Era martes, el amanecer de un martes cualquiera de un otoño cualquiera. Apenas dibujados los primeros rayos de sol, María paseaba por el parque.

Había ignorado cuál era el extraño poder que la invitaba a comenzar, de esta forma, las mañanas de cada martes de otoño hasta tener constancia de haber nacido, en la primavera de un año bisiesto, un día de lluvia que llevaba el mismo nombre del planeta rojo. Desde aquel momento no volvió a preocuparse, tuvo claro el motivo: somos una pequeña parte del universo, se viene a la vida -se dijo- con una tarea preestablecida, un color predominante que fascina hasta herir la pupila, una estación equivocada... y lo único que hacemos mientras la vivimos es trenzar, constantemente, las mismas mimbres y, como mucho, aprender a pulirlas, mediante la experiencia, con distintos brillos y nuevos contrastes.

Aquella mañana, como tantas antes, el parque estaba solitario. La única música que podía escucharse era la de los últimos perezosos gorriones que se negaban a preparar el invierno permaneciendo en los árboles, la de los surtidores que regaban el césped y la de sus propios pasos caminando hacia adelante. Sin embargo María percibió otra música que jamás había oído antes. Sonaba a lamento de violines, la música que más se asemeja a la voz humana, la oía detrás de ella y, evitando romper el encanto mirando hacia atrás, continuó adelante. Más tarde, tuvo la certeza de que, cuanto más se alejaba, la escuchaba más cerca.

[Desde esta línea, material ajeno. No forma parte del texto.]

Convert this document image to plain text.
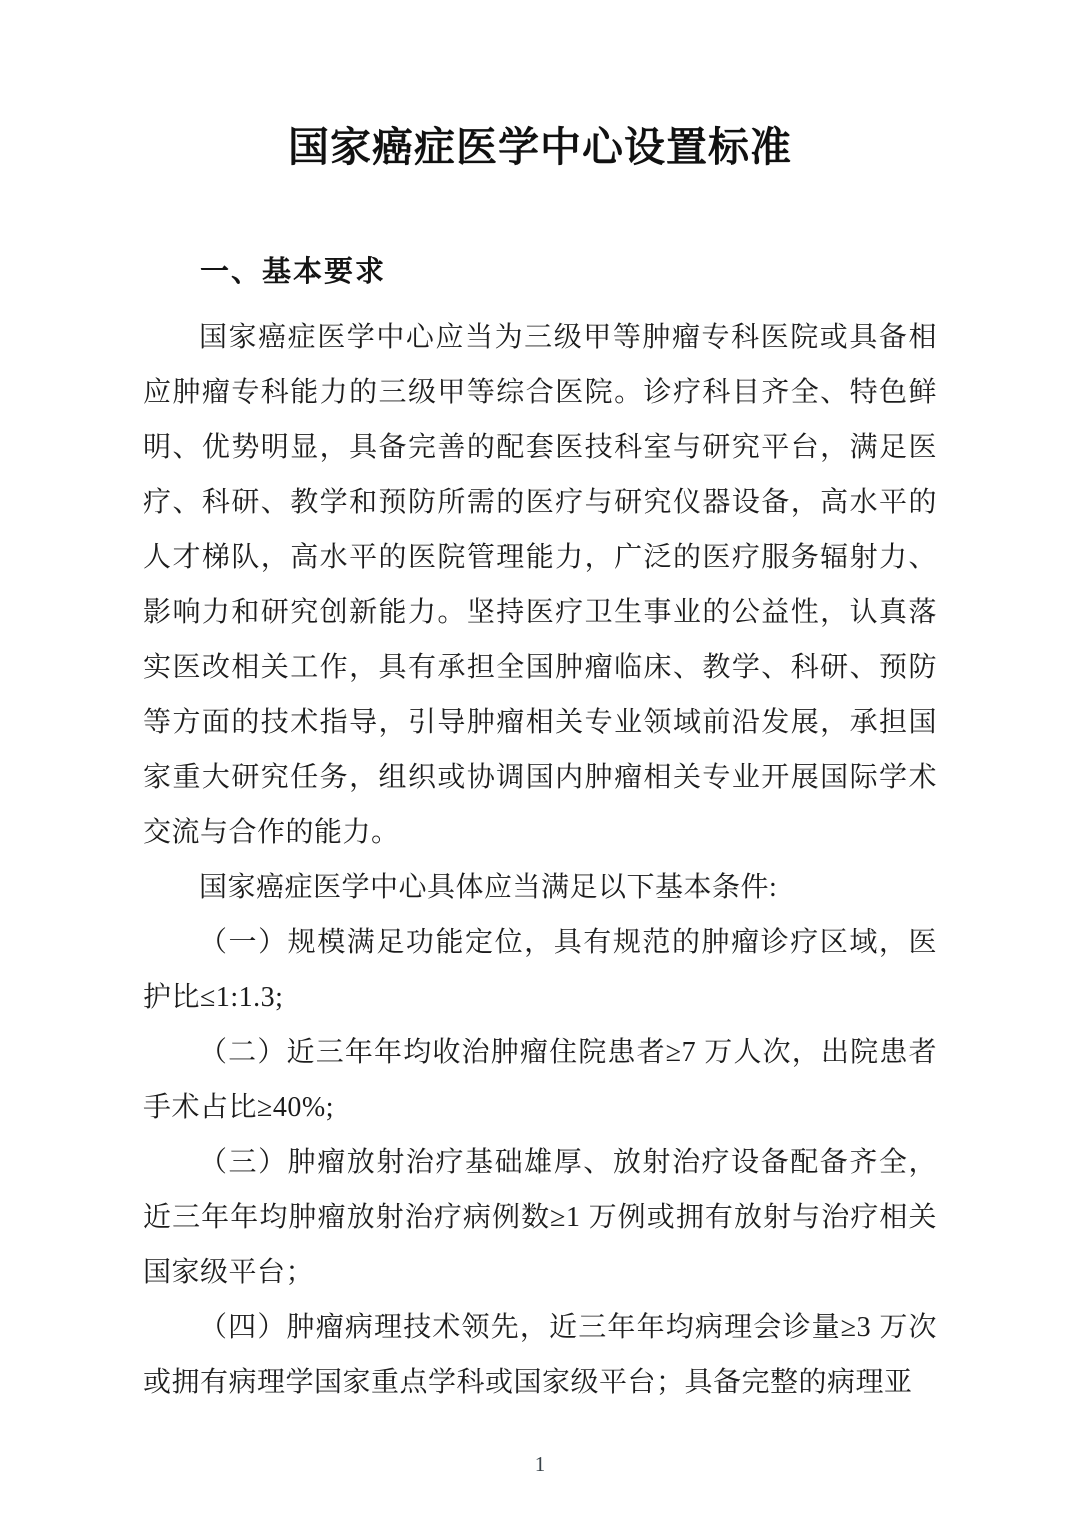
国家癌症医学中心设置标准
一、基本要求

国家癌症医学中心应当为三级甲等肿瘤专科医院或具备相应肿瘤专科能力的三级甲等综合医院。诊疗科目齐全、特色鲜明、优势明显，具备完善的配套医技科室与研究平台，满足医疗、科研、教学和预防所需的医疗与研究仪器设备，高水平的人才梯队，高水平的医院管理能力，广泛的医疗服务辐射力、影响力和研究创新能力。坚持医疗卫生事业的公益性，认真落实医改相关工作，具有承担全国肿瘤临床、教学、科研、预防等方面的技术指导，引导肿瘤相关专业领域前沿发展，承担国家重大研究任务，组织或协调国内肿瘤相关专业开展国际学术交流与合作的能力。

国家癌症医学中心具体应当满足以下基本条件:

（一）规模满足功能定位，具有规范的肿瘤诊疗区域，医护比≤1:1.3;

（二）近三年年均收治肿瘤住院患者≥7 万人次，出院患者手术占比≥40%;

（三）肿瘤放射治疗基础雄厚、放射治疗设备配备齐全，近三年年均肿瘤放射治疗病例数≥1 万例或拥有放射与治疗相关国家级平台；

（四）肿瘤病理技术领先，近三年年均病理会诊量≥3 万次或拥有病理学国家重点学科或国家级平台；具备完整的病理亚

1
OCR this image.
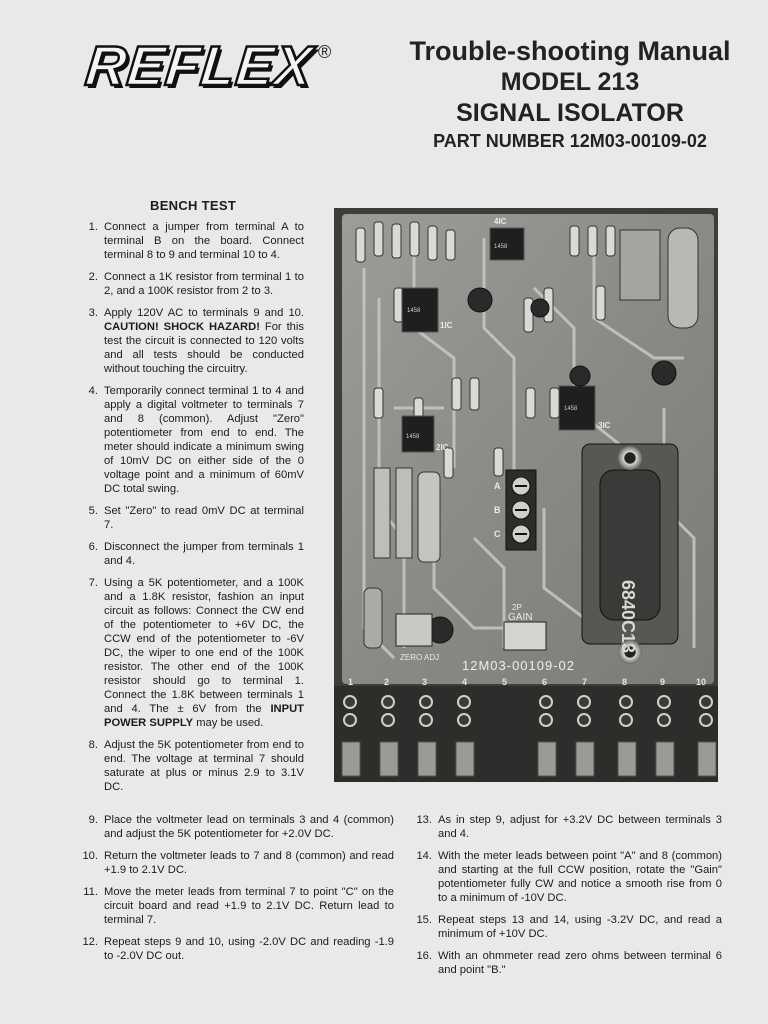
REFLEX ®	Trouble-shooting Manual
MODEL 213
SIGNAL ISOLATOR
PART NUMBER 12M03-00109-02
BENCH TEST
1. Connect a jumper from terminal A to terminal B on the board. Connect terminal 8 to 9 and terminal 10 to 4.
2. Connect a 1K resistor from terminal 1 to 2, and a 100K resistor from 2 to 3.
3. Apply 120V AC to terminals 9 and 10. CAUTION! SHOCK HAZARD! For this test the circuit is connected to 120 volts and all tests should be conducted without touching the circuitry.
4. Temporarily connect terminal 1 to 4 and apply a digital voltmeter to terminals 7 and 8 (common). Adjust "Zero" potentiometer from end to end. The meter should indicate a minimum swing of 10mV DC on either side of the 0 voltage point and a minimum of 60mV DC total swing.
5. Set "Zero" to read 0mV DC at terminal 7.
6. Disconnect the jumper from terminals 1 and 4.
7. Using a 5K potentiometer, and a 100K and a 1.8K resistor, fashion an input circuit as follows: Connect the CW end of the potentiometer to +6V DC, the CCW end of the potentiometer to -6V DC, the wiper to one end of the 100K resistor. The other end of the 100K resistor should go to terminal 1. Connect the 1.8K between terminals 1 and 4. The ± 6V from the INPUT POWER SUPPLY may be used.
8. Adjust the 5K potentiometer from end to end. The voltage at terminal 7 should saturate at plus or minus 2.9 to 3.1V DC.
9. Place the voltmeter lead on terminals 3 and 4 (common) and adjust the 5K potentiometer for +2.0V DC.
10. Return the voltmeter leads to 7 and 8 (common) and read +1.9 to 2.1V DC.
11. Move the meter leads from terminal 7 to point "C" on the circuit board and read +1.9 to 2.1V DC. Return lead to terminal 7.
12. Repeat steps 9 and 10, using -2.0V DC and reading -1.9 to -2.0V DC out.
13. As in step 9, adjust for +3.2V DC between terminals 3 and 4.
14. With the meter leads between point "A" and 8 (common) and starting at the full CCW position, rotate the "Gain" potentiometer fully CW and notice a smooth rise from 0 to a minimum of -10V DC.
15. Repeat steps 13 and 14, using -3.2V DC, and read a minimum of +10V DC.
16. With an ohmmeter read zero ohms between terminal 6 and point "B."
1458
1458
1458
1458
1IC
2IC
3IC
4IC
A
B
C
6840C13
GAIN
2P
ZERO ADJ
12M03-00109-02
1	2	3	4	5	6	7	8	9	10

Quizá, y aun sin música, no haya nada tan hermoso como una mañana dorada de otoño en un parque. A pesar de que el día se presentaba cálido, unas ráfagas de viento jugaban con el pelo de María y con las ramas de los árboles. La música se oía cada vez más próxima, entonces decidió girar la cabeza. Detrás de ella sólo había árboles, uno de ellos, un arce que se había engalanado de colores rojos como para ir de fiesta, dejó de mover sus ramas y la música cesó.

- Debí suponerlo, eras tú. ¿Estabas ensayando? ¿En qué orquesta tocas? - Dijo en voz alta María para sacudir el miedo.

- En una de viento ,ja,ja - le respondió el árbol- ¿ Sabes que para confeccionar un violín de los que duran siglos se precisa madera de arce rojo, un buen luthier que realice un trabajo minucioso y un toque mágico?

- No puedes hablar, eres un árbol -dijo ella, asustada y mucho más bajo.

- Eso es lo que pensáis los humanos. Sin embargo, cuando violinistas experimentados nos llevan a sus casas, transformados en violines, dicen que les hablamos.

- Es sólo una metáfora. Y aquí no hay ningún músico...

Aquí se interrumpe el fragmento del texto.